Parenting 101

April 8, 2010
By Nicole Mathtes BRONZE, Barrington, Illinois
Nicole Mathtes BRONZE, Barrington, Illinois
1 article 0 photos 0 comments

Parents—have you ever felt “disconnected” with your child or felt like your child was pulling away from you? Have you ever felt unappreciated or even neglected by them? Or maybe your child seems to be annoyed with you and often talks back? Kids these days, they just don’t know how to behave. With a few simple parenting tips, you’ll be on your way to becoming the World’s Greatest Parent. Follow these guidelines and you’ll see great improvements in your relationships with your children.

Always listen to your child, when you have time. If you have a meeting that you’re running late for, a phone call that you just have to take, or an important e-mail to send, tell your child that you will “talk to them later.” Like the obedient child that he is, your child will wander off and keep their questions, problems, and emotions bottled up inside. Your child will trust you to keep your word. Phew, problem solved. And now you’ll only be five minutes late to that meeting! However, once you get home, don’t go straight up to your child’s room to talk to them like you promised. Instead, send that important e-mail that you keep meaning to send and let your child go to bed.

In special circumstances, such as arguments, do not consider your child’s side of the dispute. Simply tell your child that you know what’s best for them and that as a parent, you are right. If you’re punishing a child, do not explain to them why they are being punished. Just tell them they are grounded until further notice. Maybe next time they’ll rethink their behavior.

Give your children responsibilities at home, but only hold the oldest child accountable for his/ her responsibilities. Due to birth order, the oldest child is considered to be the “role model” for the other children, so it is their duty to do their chores, as well as pick up the slack for his/her siblings when they do not do their chores. Besides, since the oldest child is a dependable, sensible, hard-working person, they do not mind doing extra chores without being commended for taking on the extra work. Rest assured that by holding the oldest child accountable for all the work, your house will be nice and clean.

Similarly, make the oldest child your “guinea pig,” so to speak. Try new rules on the oldest child and later on, throw them out the window for the rest of your children. If a rule did not prove to be very crucial or beneficial for the oldest child, do not enforce that rule for your other children. For example, do not allow your oldest child to go off campus for lunch. But it is ok for you to allow the middle child to go off for lunch, even if he/she doesn’t have the best grades. Be harsh and strict with the oldest child so that he/she may be an example for your other children. Experiment with rules on your oldest child so that you may figure out how to best allow more freedom for your other children.

Continue to hold high standards for grades. If the oldest child received an “A” in chemistry, for instance, make it known that you expect your other children to get “As” in chemistry just like ________ did. Discount that your middle child may not understand chemistry as well as the oldest child did. After all, your children are from the same family; therefore they should have similar grades and personalities.

Enforce a curfew for your child.
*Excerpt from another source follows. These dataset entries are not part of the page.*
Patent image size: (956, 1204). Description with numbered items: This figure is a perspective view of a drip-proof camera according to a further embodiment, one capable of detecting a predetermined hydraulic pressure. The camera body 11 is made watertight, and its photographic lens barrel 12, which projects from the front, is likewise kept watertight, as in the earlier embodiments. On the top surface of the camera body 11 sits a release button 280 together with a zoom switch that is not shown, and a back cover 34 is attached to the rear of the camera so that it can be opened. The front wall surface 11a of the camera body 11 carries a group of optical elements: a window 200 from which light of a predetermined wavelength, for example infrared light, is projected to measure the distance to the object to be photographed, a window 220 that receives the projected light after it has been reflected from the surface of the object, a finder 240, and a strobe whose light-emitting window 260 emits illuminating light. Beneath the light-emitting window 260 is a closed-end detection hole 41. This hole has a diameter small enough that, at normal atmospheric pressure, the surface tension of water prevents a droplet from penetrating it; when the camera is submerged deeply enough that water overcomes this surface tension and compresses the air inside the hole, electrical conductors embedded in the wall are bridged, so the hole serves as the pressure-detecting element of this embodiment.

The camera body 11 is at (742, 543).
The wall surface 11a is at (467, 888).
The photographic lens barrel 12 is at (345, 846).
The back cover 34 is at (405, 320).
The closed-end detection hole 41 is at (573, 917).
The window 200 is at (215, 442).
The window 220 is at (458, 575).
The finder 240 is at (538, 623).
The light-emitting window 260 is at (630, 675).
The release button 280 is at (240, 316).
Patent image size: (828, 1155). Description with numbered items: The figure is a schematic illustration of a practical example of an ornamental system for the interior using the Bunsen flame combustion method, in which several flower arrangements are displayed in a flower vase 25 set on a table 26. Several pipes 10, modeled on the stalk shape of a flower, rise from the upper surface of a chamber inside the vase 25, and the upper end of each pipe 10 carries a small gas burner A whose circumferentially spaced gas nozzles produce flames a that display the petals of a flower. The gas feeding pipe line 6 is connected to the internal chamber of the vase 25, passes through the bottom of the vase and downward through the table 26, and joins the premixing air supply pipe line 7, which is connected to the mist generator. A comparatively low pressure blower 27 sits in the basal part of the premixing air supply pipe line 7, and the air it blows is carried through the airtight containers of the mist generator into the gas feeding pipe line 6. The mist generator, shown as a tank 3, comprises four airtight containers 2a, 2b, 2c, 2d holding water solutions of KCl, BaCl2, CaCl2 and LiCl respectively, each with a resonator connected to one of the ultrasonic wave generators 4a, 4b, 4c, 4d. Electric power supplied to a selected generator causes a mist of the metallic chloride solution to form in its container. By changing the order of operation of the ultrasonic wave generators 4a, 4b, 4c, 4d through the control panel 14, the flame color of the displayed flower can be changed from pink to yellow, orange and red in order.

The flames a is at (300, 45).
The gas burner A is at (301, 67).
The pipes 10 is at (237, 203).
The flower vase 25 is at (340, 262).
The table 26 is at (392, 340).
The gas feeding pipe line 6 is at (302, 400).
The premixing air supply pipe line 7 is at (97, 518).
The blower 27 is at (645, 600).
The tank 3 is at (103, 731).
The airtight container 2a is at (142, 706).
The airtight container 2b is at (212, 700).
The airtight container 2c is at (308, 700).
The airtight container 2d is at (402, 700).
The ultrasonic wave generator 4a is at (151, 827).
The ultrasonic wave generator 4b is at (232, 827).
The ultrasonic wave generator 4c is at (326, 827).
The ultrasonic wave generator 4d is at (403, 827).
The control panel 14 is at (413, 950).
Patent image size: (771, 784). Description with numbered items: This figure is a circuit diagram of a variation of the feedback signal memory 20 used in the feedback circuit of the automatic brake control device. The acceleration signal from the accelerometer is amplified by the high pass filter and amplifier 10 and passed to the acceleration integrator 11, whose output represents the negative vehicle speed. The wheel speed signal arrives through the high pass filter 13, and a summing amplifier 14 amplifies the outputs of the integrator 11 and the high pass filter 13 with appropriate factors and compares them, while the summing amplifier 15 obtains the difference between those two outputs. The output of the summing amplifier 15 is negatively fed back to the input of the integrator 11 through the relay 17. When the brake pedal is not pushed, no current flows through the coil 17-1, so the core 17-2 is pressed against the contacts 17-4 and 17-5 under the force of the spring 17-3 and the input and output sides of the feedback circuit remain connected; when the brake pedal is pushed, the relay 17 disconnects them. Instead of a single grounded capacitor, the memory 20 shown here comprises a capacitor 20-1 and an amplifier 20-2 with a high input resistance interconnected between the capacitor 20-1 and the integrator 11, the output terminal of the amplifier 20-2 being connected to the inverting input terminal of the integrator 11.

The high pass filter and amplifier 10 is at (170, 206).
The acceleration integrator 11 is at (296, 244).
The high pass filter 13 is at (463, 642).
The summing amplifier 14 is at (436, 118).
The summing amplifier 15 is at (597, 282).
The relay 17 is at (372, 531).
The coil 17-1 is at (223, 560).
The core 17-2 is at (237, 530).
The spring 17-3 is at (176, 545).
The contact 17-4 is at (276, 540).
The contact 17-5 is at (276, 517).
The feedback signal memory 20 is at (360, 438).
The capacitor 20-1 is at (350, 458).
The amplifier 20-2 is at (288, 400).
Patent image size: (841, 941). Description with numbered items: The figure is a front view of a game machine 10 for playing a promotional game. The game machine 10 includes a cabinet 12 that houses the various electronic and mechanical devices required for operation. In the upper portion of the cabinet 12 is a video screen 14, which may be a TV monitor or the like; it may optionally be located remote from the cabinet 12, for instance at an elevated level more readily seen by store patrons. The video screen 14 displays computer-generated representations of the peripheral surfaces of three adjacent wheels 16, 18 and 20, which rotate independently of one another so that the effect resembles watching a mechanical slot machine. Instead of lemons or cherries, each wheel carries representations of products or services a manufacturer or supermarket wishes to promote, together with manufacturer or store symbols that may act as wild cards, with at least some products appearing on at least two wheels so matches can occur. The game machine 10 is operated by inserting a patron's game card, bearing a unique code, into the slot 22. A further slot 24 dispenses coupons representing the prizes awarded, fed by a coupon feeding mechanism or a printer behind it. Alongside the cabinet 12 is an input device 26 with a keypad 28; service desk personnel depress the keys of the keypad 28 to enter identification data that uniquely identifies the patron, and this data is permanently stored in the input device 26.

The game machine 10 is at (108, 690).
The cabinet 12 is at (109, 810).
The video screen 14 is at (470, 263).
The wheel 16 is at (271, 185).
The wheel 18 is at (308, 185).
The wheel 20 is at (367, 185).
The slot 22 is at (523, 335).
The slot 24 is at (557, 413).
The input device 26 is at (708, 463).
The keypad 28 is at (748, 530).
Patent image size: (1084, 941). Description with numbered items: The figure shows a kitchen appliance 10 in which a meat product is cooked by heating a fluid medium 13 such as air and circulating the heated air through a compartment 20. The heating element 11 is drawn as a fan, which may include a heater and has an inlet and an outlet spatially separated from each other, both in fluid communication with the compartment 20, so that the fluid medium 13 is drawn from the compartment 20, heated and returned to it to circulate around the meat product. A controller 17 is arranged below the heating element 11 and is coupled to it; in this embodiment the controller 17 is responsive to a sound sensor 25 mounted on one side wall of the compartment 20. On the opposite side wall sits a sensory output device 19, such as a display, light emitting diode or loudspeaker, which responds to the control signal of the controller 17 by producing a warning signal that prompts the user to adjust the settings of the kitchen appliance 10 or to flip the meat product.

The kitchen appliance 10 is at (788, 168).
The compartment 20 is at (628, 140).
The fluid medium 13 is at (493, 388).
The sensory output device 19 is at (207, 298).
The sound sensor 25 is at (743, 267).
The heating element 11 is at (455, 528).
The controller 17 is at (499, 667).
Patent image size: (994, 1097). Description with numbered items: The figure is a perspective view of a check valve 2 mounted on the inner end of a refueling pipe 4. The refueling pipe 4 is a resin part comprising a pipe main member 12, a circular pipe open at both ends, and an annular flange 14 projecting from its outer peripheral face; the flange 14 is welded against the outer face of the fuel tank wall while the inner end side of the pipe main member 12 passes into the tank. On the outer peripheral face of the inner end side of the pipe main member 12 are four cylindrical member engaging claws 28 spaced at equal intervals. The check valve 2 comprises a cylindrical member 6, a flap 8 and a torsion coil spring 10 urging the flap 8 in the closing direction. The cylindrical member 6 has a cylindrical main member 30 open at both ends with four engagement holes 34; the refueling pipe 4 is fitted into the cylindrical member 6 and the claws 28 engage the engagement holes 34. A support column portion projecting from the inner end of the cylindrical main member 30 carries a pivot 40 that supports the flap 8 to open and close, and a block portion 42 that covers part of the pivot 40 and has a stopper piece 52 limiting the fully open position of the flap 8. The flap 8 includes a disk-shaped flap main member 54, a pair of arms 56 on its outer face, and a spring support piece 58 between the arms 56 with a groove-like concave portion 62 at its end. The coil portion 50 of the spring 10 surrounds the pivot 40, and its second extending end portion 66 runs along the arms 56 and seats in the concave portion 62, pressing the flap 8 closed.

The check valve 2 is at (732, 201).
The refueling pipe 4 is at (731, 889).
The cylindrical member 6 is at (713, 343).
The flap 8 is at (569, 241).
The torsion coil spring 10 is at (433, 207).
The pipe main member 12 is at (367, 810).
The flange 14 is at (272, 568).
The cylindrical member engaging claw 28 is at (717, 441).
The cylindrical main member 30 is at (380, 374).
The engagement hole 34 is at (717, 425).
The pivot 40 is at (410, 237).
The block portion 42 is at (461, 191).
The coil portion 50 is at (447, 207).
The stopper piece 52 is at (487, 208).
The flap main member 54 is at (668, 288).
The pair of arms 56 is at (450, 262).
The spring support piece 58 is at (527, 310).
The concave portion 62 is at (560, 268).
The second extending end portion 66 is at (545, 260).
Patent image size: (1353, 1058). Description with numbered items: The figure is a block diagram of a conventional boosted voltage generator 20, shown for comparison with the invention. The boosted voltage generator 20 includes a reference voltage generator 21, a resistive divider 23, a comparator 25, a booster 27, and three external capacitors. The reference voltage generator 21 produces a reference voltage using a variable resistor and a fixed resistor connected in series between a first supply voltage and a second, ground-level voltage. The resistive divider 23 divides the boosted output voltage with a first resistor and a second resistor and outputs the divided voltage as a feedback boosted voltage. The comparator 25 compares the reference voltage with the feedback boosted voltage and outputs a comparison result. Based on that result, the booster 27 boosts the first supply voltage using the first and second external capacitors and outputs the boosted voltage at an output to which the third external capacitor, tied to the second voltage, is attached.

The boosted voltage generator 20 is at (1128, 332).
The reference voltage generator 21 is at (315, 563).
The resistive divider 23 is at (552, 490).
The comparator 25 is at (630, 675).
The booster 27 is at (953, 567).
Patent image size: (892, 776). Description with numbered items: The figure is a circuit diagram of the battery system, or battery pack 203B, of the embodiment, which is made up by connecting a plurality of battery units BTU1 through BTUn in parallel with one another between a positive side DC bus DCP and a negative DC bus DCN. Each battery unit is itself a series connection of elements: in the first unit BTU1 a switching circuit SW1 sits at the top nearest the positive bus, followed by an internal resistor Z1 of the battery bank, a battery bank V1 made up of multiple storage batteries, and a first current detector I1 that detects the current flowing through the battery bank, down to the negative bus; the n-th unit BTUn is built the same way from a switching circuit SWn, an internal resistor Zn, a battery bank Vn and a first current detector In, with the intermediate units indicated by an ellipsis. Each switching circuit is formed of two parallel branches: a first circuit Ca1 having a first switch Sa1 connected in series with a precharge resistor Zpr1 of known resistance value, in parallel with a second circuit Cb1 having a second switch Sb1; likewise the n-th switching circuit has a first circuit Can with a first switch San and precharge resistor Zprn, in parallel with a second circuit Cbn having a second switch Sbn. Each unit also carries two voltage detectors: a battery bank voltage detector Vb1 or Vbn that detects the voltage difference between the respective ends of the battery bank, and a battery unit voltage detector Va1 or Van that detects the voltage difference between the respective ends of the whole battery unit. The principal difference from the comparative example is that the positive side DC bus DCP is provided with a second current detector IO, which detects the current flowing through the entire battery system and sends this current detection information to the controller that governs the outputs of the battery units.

For special occasions, such as dances, allow your child to go to an after-party, but pick him/her up an hour before the party ends. Even though your child has been working hard in school and continues to keep up his/her responsibilities at home, do not reward your child for their good behavior. While your child might be embarrassed and upset because he/she was the first one to be picked up, inform your child that in your day, there were no such things as parties and dances that lasted past eleven and that you were only allowed to stay out until nine anyhow. Remind them that times have not changed.

Punish your child if he/she is not in bed before eleven on a school night. It is not like your child has a pile of homework, three tests to study for, and a research paper to write on top of holding a job and having chores to finish.

Moms—if you feel unappreciated by your children, remind them that you were the one gave birth to them and it was not easy to have them. Since choosing to have a child was not fun for you, guilt trip your children into helping out more around the house and participating in occasional family nights.

If you feel that your child is pulling away from you and that you cannot easily relate to him/her anymore, merely barge into his/her room, ignoring the protests from your child, and demand that your child tell you what is going on in his/her life. Despite the fact that your child may have mounds of homework, continue to press your child for details until finally, your child mutters an answer. When your child gets annoyed with your seemingly useless questions, force him/her to stay home on a Friday night for a “family fun night.”

These parenting tips are great for improving parent-child relationships. Procrastinating important discussions with your child, making the oldest child a “guinea pig,” refusing to listen to your child’s side of an argument, imposing “family fun nights,” punishing without explanation, and not rewarding your child for their hard work or good behaviors is vital in order to be a good parent. It is guaranteed that your child will appreciate your new parenting style.

The author's comments:
We were reading Mark Twain's "Advice to Youth" article and we were assigned to write satirical advice to a group of adults (teachers,parents, the government, etc.). I chose to write to parents, specifically from the oldest child's point-of-view.